Published by Puffin Canada

Image result for broken strings eric walters

Summary:  A few months after 9/11, Shirli’s drama teacher decides to stage a production of Fiddler on the Roof.  Shirli is hoping to land the role of daughter Hodel, but instead is cast as Golde, the mother.  Disappointed, she throws herself into preparations for the show, turning to her grandfather, Zayde, to help her with props and costumes.  In his attic, she finds an old violin and a poster showing him performing with his family. Shirli knows Zayde lost his family during the Holocaust, but he has never shared the details with anyone, and has always seemed to dislike any kind of music.  When she asks him about the violin, he’s angry at first, but over the next several weeks, he slowly reveals the heartbreaking story he’s never told.
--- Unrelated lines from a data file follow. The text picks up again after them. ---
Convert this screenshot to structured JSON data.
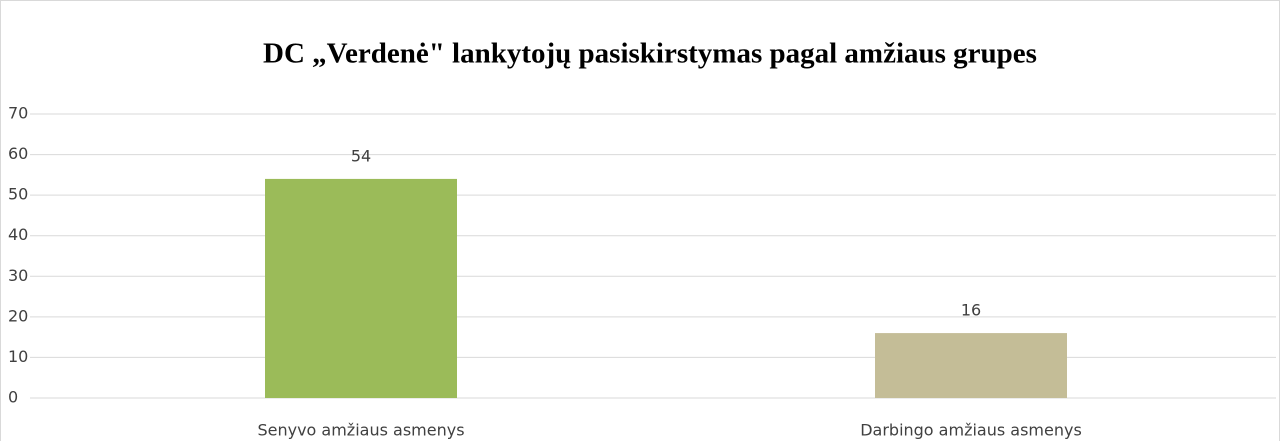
{
  "chart_data": {
    "type": "bar",
    "title": "DC „Verdenė\" lankytojų pasiskirstymas pagal amžiaus grupes",
    "categories": [
      "Senyvo amžiaus asmenys",
      "Darbingo amžiaus asmenys"
    ],
    "values": [
      54,
      16
    ],
    "colors": [
      "#9bbb59",
      "#c4bd97"
    ],
    "ylim": [
      0,
      70
    ],
    "yticks": [
      0,
      10,
      20,
      30,
      40,
      50,
      60,
      70
    ],
    "grid": true
  }
}
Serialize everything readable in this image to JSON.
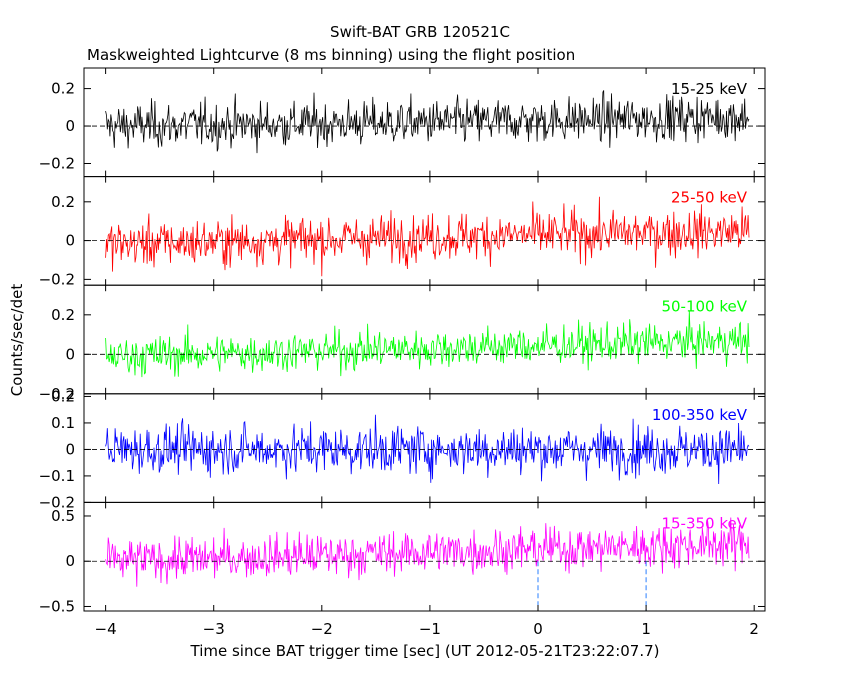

When a catastrophic accident threatens to shut down the play, Zayde and Shirli are able to save it, and Zayde’s story ends up adding new layers of depth to the production.  Includes an author’s note with additional information about Auschwitz. 288 pages; grades 5-8.  

Pros:  Readers will be fascinated and horrified by this moving story.  Zayde’s story is revealed slowly, and interspersed with lighter chapters about the play and the budding romance between Shirli and her co-star Ben.  

Cons:  Shirli seemed at times a little too good to be true, and Zayde’s contribution to the play felt a little unrealistic.